Abstract

Housing research and sociological research on ‘home’ has under-explored Houses in Multiple Occupation (HMOs) as a form of specific and relatively marginalised housing tenure. In this paper we utilise data collected through participant photography and interviews with vulnerable HMO residents in a seaside town to explore their experiences of homemaking in HMOs. Drawing on literatures on home, identity and wellbeing we explore how HMO residents create a home in the space in which they live and how where they live simultaneously moulds their sense of identity. Our analysis is based upon interviews with, and photographs taken by, HMO residents. We highlight how home is created and experienced in a setting where basic levels of privacy can be hard to maintain, where space is constrained, and where residents would often prefer to live elsewhere. The meaning of ‘home’ in a HMO is influenced by personal histories and circumstances, by the normative attitudes towards housing in the UK, as well as by the space itself.
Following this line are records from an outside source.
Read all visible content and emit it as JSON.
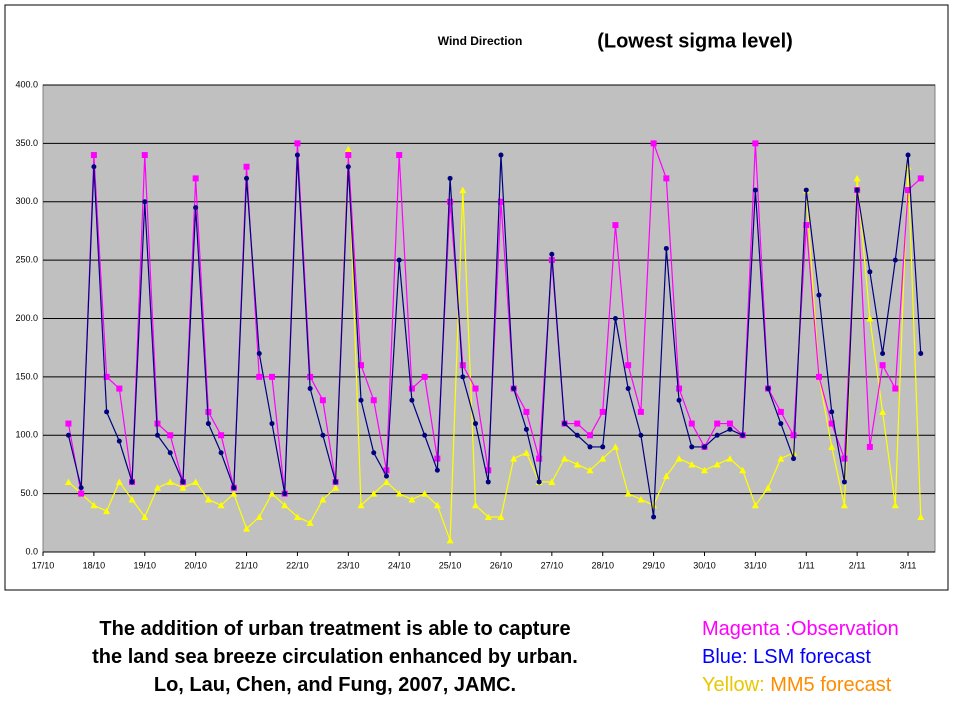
{
  "chart_data": {
    "type": "line",
    "title": "Wind Direction",
    "subtitle": "(Lowest sigma level)",
    "xlim": [
      0,
      17.53
    ],
    "xticks": [
      {
        "value": 0,
        "label": "17/10"
      },
      {
        "value": 1,
        "label": "18/10"
      },
      {
        "value": 2,
        "label": "19/10"
      },
      {
        "value": 3,
        "label": "20/10"
      },
      {
        "value": 4,
        "label": "21/10"
      },
      {
        "value": 5,
        "label": "22/10"
      },
      {
        "value": 6,
        "label": "23/10"
      },
      {
        "value": 7,
        "label": "24/10"
      },
      {
        "value": 8,
        "label": "25/10"
      },
      {
        "value": 9,
        "label": "26/10"
      },
      {
        "value": 10,
        "label": "27/10"
      },
      {
        "value": 11,
        "label": "28/10"
      },
      {
        "value": 12,
        "label": "29/10"
      },
      {
        "value": 13,
        "label": "30/10"
      },
      {
        "value": 14,
        "label": "31/10"
      },
      {
        "value": 15,
        "label": "1/11"
      },
      {
        "value": 16,
        "label": "2/11"
      },
      {
        "value": 17,
        "label": "3/11"
      }
    ],
    "ylim": [
      0,
      400
    ],
    "yticks": [
      {
        "value": 0,
        "label": "0.0"
      },
      {
        "value": 50,
        "label": "50.0"
      },
      {
        "value": 100,
        "label": "100.0"
      },
      {
        "value": 150,
        "label": "150.0"
      },
      {
        "value": 200,
        "label": "200.0"
      },
      {
        "value": 250,
        "label": "250.0"
      },
      {
        "value": 300,
        "label": "300.0"
      },
      {
        "value": 350,
        "label": "350.0"
      },
      {
        "value": 400,
        "label": "400.0"
      }
    ],
    "grid": true,
    "plot_background": "#c0c0c0",
    "x": [
      0.5,
      0.75,
      1,
      1.25,
      1.5,
      1.75,
      2,
      2.25,
      2.5,
      2.75,
      3,
      3.25,
      3.5,
      3.75,
      4,
      4.25,
      4.5,
      4.75,
      5,
      5.25,
      5.5,
      5.75,
      6,
      6.25,
      6.5,
      6.75,
      7,
      7.25,
      7.5,
      7.75,
      8,
      8.25,
      8.5,
      8.75,
      9,
      9.25,
      9.5,
      9.75,
      10,
      10.25,
      10.5,
      10.75,
      11,
      11.25,
      11.5,
      11.75,
      12,
      12.25,
      12.5,
      12.75,
      13,
      13.25,
      13.5,
      13.75,
      14,
      14.25,
      14.5,
      14.75,
      15,
      15.25,
      15.5,
      15.75,
      16,
      16.25,
      16.5,
      16.75,
      17,
      17.25
    ],
    "series": [
      {
        "name": "Observation",
        "prefix": "Magenta :",
        "color": "#ff00ff",
        "marker": "square",
        "values": [
          110,
          50,
          340,
          150,
          140,
          60,
          340,
          110,
          100,
          60,
          320,
          120,
          100,
          55,
          330,
          150,
          150,
          50,
          350,
          150,
          130,
          60,
          340,
          160,
          130,
          70,
          340,
          140,
          150,
          80,
          300,
          160,
          140,
          70,
          300,
          140,
          120,
          80,
          250,
          110,
          110,
          100,
          120,
          280,
          160,
          120,
          350,
          320,
          140,
          110,
          90,
          110,
          110,
          100,
          350,
          140,
          120,
          100,
          280,
          150,
          110,
          80,
          310,
          90,
          160,
          140,
          310,
          320
        ]
      },
      {
        "name": "LSM forecast",
        "prefix": "Blue: ",
        "color": "#000080",
        "marker": "circle",
        "values": [
          100,
          55,
          330,
          120,
          95,
          60,
          300,
          100,
          85,
          60,
          295,
          110,
          85,
          55,
          320,
          170,
          110,
          50,
          340,
          140,
          100,
          60,
          330,
          130,
          85,
          65,
          250,
          130,
          100,
          70,
          320,
          150,
          110,
          60,
          340,
          140,
          105,
          60,
          255,
          110,
          100,
          90,
          90,
          200,
          140,
          100,
          30,
          260,
          130,
          90,
          90,
          100,
          105,
          100,
          310,
          140,
          110,
          80,
          310,
          220,
          120,
          60,
          310,
          240,
          170,
          250,
          340,
          170
        ]
      },
      {
        "name": "MM5 forecast",
        "prefix": "Yellow: ",
        "color": "#ffff00",
        "marker": "triangle",
        "values": [
          60,
          50,
          40,
          35,
          60,
          45,
          30,
          55,
          60,
          55,
          60,
          45,
          40,
          50,
          20,
          30,
          50,
          40,
          30,
          25,
          45,
          55,
          345,
          40,
          50,
          60,
          50,
          45,
          50,
          40,
          10,
          310,
          40,
          30,
          30,
          80,
          85,
          60,
          60,
          80,
          75,
          70,
          80,
          90,
          50,
          45,
          40,
          65,
          80,
          75,
          70,
          75,
          80,
          70,
          40,
          55,
          80,
          85,
          310,
          150,
          90,
          40,
          320,
          200,
          120,
          40,
          330,
          30
        ]
      }
    ],
    "caption": [
      "The addition of urban treatment is able to capture",
      "the land sea breeze circulation enhanced by urban.",
      "Lo, Lau, Chen, and Fung, 2007, JAMC."
    ]
  }
}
The impact that living in a HMO might have on a tenant's identity and as a consequence their wellbeing is therefore highly contextual – not solely due to the characteristics of the property itself and the stigma some associate with this housing type but as an outcome of how the tenants relate to the property given their own preferences, conditioning and previous housing experience. There was variation in the extent to which respondents wanted their room to reflect, project or build their identity.